Search code examples
sparqlstardog

Parsing SPARQL results to obtain hostname


I have a huge list of triples like this:

?s ex:url ?url

Where ?url can be:

www.ex.com/data/1.html
www.ex.com/data/2.html
www.google.com/search
...

Is it possible, with a SPARQL query, to filter the query somehow and obtain the distinct list of domains? In the example, www.ex.com and www.google.com.

Somthing like this:

SELECT distinct ?url
WHERE { ?s ex:url ?url }

But treating each url bind. Of course I could get them all, and treat each url one by one in my program, but I suppose a sparql query would be more memory efficient.
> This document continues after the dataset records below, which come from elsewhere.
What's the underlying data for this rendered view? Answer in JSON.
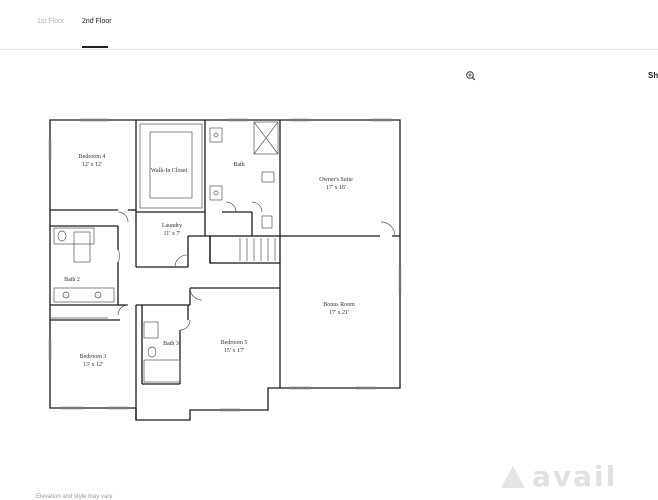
{
  "tabs": [
    {
      "label": "1st Floor",
      "active": false
    },
    {
      "label": "2nd Floor",
      "active": true
    }
  ],
  "toolbar": {
    "zoom_icon": "zoom-in-icon",
    "share_label": "Sh"
  },
  "rooms": {
    "bedroom4": {
      "name": "Bedroom 4",
      "size": "12' x 12'"
    },
    "walk_in_closet": {
      "name": "Walk-In Closet"
    },
    "bath": {
      "name": "Bath"
    },
    "owners_suite": {
      "name": "Owner's Suite",
      "size": "17' x 16'"
    },
    "laundry": {
      "name": "Laundry",
      "size": "11' x 7'"
    },
    "bath2": {
      "name": "Bath 2"
    },
    "bonus_room": {
      "name": "Bonus Room",
      "size": "17' x 21'"
    },
    "bath3": {
      "name": "Bath 3"
    },
    "bedroom5": {
      "name": "Bedroom 5",
      "size": "15' x 17'"
    },
    "bedroom3": {
      "name": "Bedroom 3",
      "size": "13' x 12'"
    }
  },
  "watermark": {
    "text": "avail"
  },
  "footer": {
    "note": "Elevation and style may vary"
  },
  "colors": {
    "wall": "#1a1a1a",
    "fixture": "#555555",
    "tab_active": "#222222",
    "tab_inactive": "#b5b5b5"
  }
}
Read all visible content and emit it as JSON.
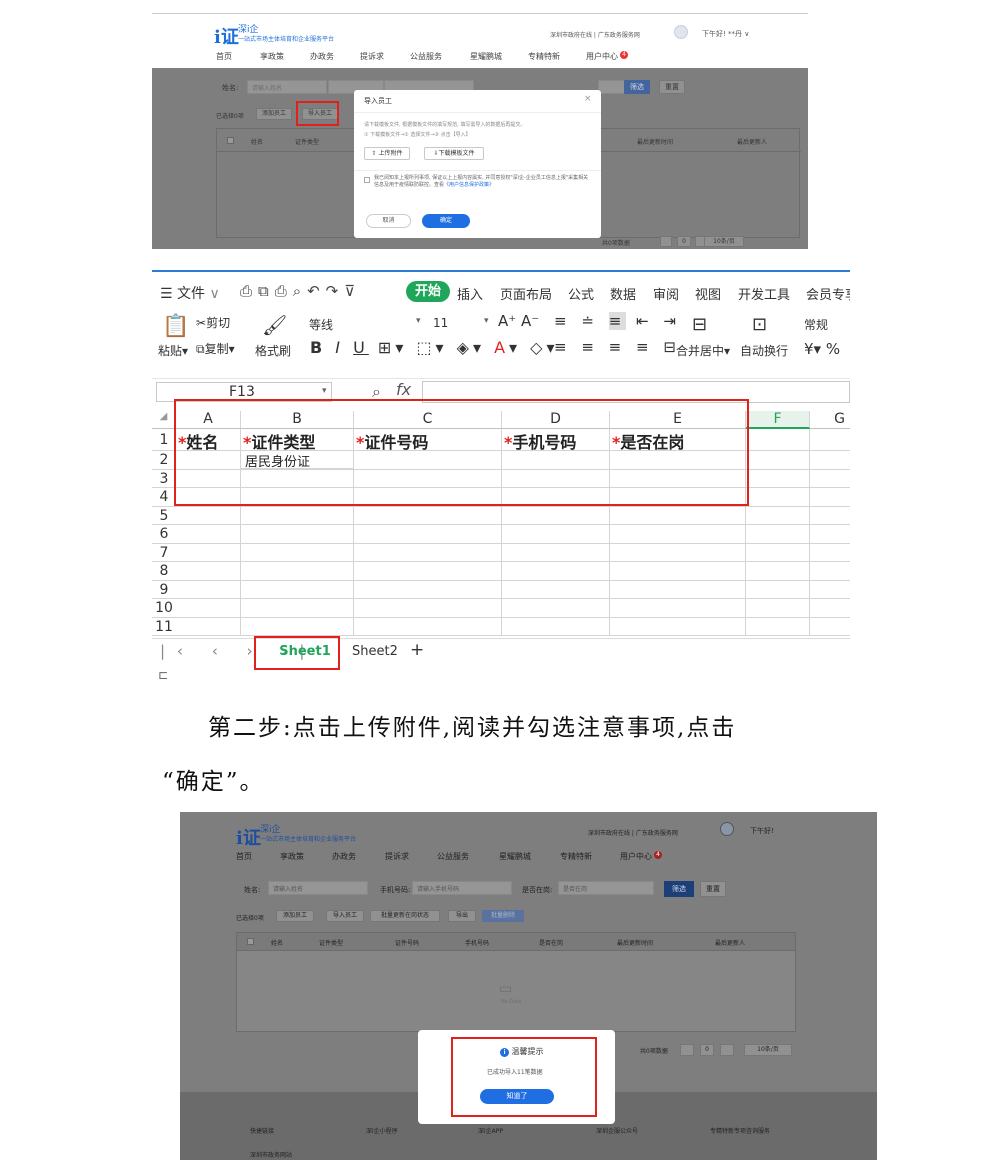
{
  "screenshot1": {
    "logo_mark": "i证",
    "logo_name": "深i企",
    "logo_sub": "一站式市场主体培育和企业服务平台",
    "top_links": "深圳市政府在线  |  广东政务服务网",
    "greeting": "下午好! **丹 ∨",
    "nav": [
      "首页",
      "享政策",
      "办政务",
      "提诉求",
      "公益服务",
      "星耀鹏城",
      "专精特新",
      "用户中心"
    ],
    "nav_badge": "4",
    "filter_name_label": "姓名:",
    "filter_name_placeholder": "请输入姓名",
    "filter_phone_label": "手机号码:",
    "filter_phone_placeholder": "请输入手机号码",
    "filter_onjob_label": "是否在岗:",
    "search_btn": "筛选",
    "reset_btn": "重置",
    "selected_count": "已选择0项",
    "add_employee": "添加员工",
    "import_employee": "导入员工",
    "table_headers": [
      "姓名",
      "证件类型",
      "证件号码",
      "手机号码",
      "是否在岗",
      "最后更新时间",
      "最后更新人"
    ],
    "pager_total": "共0项数据",
    "pager_page": "0",
    "pager_size": "10条/页",
    "modal": {
      "title": "导入员工",
      "close": "×",
      "hint1": "请下载模板文件, 根据模板文件的填写规范, 填写需导入的数据后再提交。",
      "hint2": "① 下载模板文件→② 选择文件→③ 点击【导入】",
      "upload_btn": "上传附件",
      "download_btn": "下载模板文件",
      "agree_text": "我已阅知本上报所列事项, 保证以上上报内容属实, 并同意授权\"深i企-企业员工信息上报\"采集相关信息及用于疫情联防联控。查看",
      "agree_link": "《用户信息保护政策》",
      "cancel": "取消",
      "confirm": "确定"
    }
  },
  "excel": {
    "menu_label": "文件",
    "tabs": [
      "开始",
      "插入",
      "页面布局",
      "公式",
      "数据",
      "审阅",
      "视图",
      "开发工具",
      "会员专享"
    ],
    "cut": "剪切",
    "copy": "复制",
    "paste": "粘贴",
    "format_painter": "格式刷",
    "font_name": "等线",
    "font_size": "11",
    "merge_center": "合并居中",
    "wrap_text": "自动换行",
    "number_format": "常规",
    "cell_ref": "F13",
    "fx": "fx",
    "columns": [
      "A",
      "B",
      "C",
      "D",
      "E",
      "F",
      "G"
    ],
    "rows": [
      "1",
      "2",
      "3",
      "4",
      "5",
      "6",
      "7",
      "8",
      "9",
      "10",
      "11"
    ],
    "header_cells": [
      "姓名",
      "证件类型",
      "证件号码",
      "手机号码",
      "是否在岗"
    ],
    "b2": "居民身份证",
    "sheet1": "Sheet1",
    "sheet2": "Sheet2"
  },
  "step_text_line1": "第二步:点击上传附件,阅读并勾选注意事项,点击",
  "step_text_line2": "“确定”。",
  "screenshot2": {
    "logo_mark": "i证",
    "logo_name": "深i企",
    "logo_sub": "一站式市场主体培育和企业服务平台",
    "top_links": "深圳市政府在线  |  广东政务服务网",
    "greeting": "下午好!",
    "nav": [
      "首页",
      "享政策",
      "办政务",
      "提诉求",
      "公益服务",
      "星耀鹏城",
      "专精特新",
      "用户中心"
    ],
    "nav_badge": "4",
    "filter_name_label": "姓名:",
    "filter_name_placeholder": "请输入姓名",
    "filter_phone_label": "手机号码:",
    "filter_phone_placeholder": "请输入手机号码",
    "filter_onjob_label": "是否在岗:",
    "filter_onjob_placeholder": "是否在岗",
    "search_btn": "筛选",
    "reset_btn": "重置",
    "selected_count": "已选择0项",
    "actions": [
      "添加员工",
      "导入员工",
      "批量更新在岗状态",
      "导出",
      "批量删除"
    ],
    "table_headers": [
      "姓名",
      "证件类型",
      "证件号码",
      "手机号码",
      "是否在岗",
      "最后更新时间",
      "最后更新人"
    ],
    "no_data": "No Data",
    "pager_total": "共0项数据",
    "pager_page": "0",
    "pager_size": "10条/页",
    "footer": [
      "快捷链接",
      "深i企小程序",
      "深i企APP",
      "深圳企服公众号",
      "专精特新专项咨询服务"
    ],
    "footer_sub": "深圳市政务网站",
    "popup": {
      "icon": "i",
      "title": "温馨提示",
      "message": "已成功导入11笔数据",
      "button": "知道了"
    }
  }
}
I am using Stardog - in case it has some custom functionality.


Solution

  • Use REPLACE with REGEX:

    BIND(REPLACE(STR(?url), "^(.*?)/.*", "$1") AS ?domain)
    

    Example in Yasgui

    Edit: As @JoshuaTailor noted in the comments, STRBEFORE is better if there is no scheme in ?url:

    BIND(STRBEFORE(?url, "/") AS ?domain)
    

    If you need to worry about the URL scheme (this discards the scheme):

    BIND(REPLACE(STR(?url), "^(https?://)?(.*?)/.*", "$2") AS ?domain)
    

    Of course, the above only works for basic http(s) URLs, and the regex becomes somewhat more complex if arbitrary URLs need to be handled.

    Here's one that handles any or missing scheme, port number, auth info, and missing trailing slash:

    BIND(REPLACE(?url, "^(?:.*?://)?(?:.*?@)?([^:]+?)(:\\d+)?((/.*)|$)", "$1") AS ?domain)
    

    Note that queries with regular expressions can be quite slow.